The Synagogue stands close to the city centre, near the Teatro Verdi and the church of S. Andrea. It was inaugurated in September 1595, and is still used for worship. Jews are known to have been in Pisa at least since the end of the 14thcentury and the building that once occupied the space where the Temple now stands was already let to a family of Israelites in 1434.
The early nucleus of the Synagogue was basically just one house but later other rooms and storerooms were added, allowing a kosher butcher and baths for ritual ablutions to be opened adjacent to it. In 1780, the year when even the Grand Duke Peter Leopold visited the temple, it was the pride of the Pisan Jewish Community for its size and beauty.
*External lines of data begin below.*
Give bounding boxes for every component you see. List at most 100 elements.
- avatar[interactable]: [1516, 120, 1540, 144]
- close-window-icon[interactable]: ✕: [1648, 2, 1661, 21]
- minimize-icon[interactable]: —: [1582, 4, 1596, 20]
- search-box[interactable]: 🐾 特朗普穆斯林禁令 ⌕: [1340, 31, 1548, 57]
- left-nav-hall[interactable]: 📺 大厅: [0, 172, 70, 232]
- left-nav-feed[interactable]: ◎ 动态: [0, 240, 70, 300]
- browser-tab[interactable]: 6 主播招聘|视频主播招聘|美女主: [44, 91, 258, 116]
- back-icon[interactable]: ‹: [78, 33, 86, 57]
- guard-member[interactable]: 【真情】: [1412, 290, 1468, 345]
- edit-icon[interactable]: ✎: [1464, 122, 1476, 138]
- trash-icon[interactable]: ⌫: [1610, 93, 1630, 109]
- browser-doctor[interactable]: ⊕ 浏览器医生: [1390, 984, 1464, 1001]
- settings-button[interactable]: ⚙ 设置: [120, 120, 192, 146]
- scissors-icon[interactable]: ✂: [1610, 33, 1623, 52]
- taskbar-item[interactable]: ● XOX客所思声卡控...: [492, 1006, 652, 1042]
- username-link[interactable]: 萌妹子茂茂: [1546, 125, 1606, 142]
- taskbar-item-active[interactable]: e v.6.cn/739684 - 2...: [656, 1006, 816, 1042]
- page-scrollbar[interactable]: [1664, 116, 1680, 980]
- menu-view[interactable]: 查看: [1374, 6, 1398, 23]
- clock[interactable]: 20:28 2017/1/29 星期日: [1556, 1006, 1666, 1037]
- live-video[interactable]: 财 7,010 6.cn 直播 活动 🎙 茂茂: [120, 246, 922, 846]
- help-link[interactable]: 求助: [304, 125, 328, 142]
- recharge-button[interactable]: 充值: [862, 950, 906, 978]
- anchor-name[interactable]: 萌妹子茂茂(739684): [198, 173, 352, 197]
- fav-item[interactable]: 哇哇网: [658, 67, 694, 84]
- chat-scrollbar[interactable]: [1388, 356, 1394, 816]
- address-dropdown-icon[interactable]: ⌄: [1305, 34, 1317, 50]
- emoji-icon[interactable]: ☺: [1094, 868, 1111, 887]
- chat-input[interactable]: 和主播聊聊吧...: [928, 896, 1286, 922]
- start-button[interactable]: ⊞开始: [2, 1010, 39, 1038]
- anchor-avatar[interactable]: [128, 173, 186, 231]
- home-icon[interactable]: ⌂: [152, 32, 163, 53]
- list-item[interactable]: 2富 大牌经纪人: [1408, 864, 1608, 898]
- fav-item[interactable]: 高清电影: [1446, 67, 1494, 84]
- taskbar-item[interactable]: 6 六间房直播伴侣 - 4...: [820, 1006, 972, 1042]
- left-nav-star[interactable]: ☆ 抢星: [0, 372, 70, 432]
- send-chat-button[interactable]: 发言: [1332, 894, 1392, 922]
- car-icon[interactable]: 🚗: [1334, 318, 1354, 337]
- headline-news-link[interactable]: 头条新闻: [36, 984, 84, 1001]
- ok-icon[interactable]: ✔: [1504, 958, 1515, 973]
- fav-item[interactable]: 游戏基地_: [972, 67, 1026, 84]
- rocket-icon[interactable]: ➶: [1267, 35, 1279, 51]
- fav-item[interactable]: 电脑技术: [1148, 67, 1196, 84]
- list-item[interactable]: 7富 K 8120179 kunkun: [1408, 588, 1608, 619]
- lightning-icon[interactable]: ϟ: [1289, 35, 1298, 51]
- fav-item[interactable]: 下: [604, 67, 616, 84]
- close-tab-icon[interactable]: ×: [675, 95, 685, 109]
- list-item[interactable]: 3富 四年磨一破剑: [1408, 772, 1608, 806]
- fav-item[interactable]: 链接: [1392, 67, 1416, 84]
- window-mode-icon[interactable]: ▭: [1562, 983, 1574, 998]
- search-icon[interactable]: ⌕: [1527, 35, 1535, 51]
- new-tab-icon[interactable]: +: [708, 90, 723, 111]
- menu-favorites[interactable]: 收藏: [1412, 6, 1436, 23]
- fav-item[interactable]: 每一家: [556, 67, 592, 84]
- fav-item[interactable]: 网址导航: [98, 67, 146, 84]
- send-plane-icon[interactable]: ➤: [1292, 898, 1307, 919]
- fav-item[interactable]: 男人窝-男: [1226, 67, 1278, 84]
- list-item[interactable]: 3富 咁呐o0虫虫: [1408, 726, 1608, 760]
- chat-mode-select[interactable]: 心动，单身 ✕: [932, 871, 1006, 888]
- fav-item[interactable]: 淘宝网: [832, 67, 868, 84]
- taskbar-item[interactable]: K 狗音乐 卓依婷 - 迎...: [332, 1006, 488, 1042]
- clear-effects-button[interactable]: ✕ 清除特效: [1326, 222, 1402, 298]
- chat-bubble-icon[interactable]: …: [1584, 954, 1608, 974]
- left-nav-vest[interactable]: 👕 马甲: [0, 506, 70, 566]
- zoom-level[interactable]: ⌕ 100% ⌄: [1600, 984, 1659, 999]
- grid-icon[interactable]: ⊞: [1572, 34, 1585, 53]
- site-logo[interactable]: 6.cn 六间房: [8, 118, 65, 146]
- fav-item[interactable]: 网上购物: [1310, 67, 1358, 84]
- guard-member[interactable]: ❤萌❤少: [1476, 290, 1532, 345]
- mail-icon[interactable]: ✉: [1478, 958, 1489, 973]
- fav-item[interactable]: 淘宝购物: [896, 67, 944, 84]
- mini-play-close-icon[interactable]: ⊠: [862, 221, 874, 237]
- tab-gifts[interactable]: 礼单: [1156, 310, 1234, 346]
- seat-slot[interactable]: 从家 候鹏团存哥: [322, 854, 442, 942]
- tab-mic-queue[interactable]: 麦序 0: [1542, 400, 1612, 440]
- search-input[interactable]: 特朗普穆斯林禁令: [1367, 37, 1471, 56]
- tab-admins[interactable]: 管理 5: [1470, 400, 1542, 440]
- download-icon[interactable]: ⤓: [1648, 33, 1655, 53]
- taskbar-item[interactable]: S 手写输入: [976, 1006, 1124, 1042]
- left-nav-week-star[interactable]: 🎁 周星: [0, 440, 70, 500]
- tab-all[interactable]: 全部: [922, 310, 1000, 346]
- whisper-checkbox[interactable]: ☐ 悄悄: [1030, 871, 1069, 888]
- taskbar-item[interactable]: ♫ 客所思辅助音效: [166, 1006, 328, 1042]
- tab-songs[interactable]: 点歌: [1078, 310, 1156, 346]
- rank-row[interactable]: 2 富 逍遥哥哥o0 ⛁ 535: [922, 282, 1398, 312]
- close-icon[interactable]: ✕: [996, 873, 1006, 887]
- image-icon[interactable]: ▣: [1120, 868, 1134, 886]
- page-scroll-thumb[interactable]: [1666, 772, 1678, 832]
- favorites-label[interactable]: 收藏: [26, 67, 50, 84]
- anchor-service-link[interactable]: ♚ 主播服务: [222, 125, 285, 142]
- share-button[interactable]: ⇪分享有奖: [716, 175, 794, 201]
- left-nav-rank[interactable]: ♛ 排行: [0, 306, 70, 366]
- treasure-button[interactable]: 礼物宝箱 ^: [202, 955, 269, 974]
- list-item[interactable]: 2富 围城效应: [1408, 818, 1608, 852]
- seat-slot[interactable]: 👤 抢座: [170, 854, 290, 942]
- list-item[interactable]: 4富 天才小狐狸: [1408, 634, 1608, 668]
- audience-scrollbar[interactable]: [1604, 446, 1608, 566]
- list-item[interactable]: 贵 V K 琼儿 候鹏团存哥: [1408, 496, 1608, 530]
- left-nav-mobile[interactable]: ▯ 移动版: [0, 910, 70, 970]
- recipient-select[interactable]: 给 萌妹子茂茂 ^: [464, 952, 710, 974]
The Synagogue has changed since the Grand Duke’s day. It was completely restructured in 1861-65, by the architect Treves from Vercelli (1814-1898), who had studied in Paris and London and had taken part in re-structuring the Louvre and the Tuileries. He aimed to create a geometric, linear building, similar in style to the Tuscan Renaissance. The rooms inside were enlarged and the ceilings raised and decorated with refined classical details still visible, such as the painted ceiling in the place of worship, the Aron in the shape of an aedicule with a triangular pediment and Corinthian columns, the false coffered ceiling and the women’s gallery resting on columns with ionic capitals and a baluster of Corinthian columns.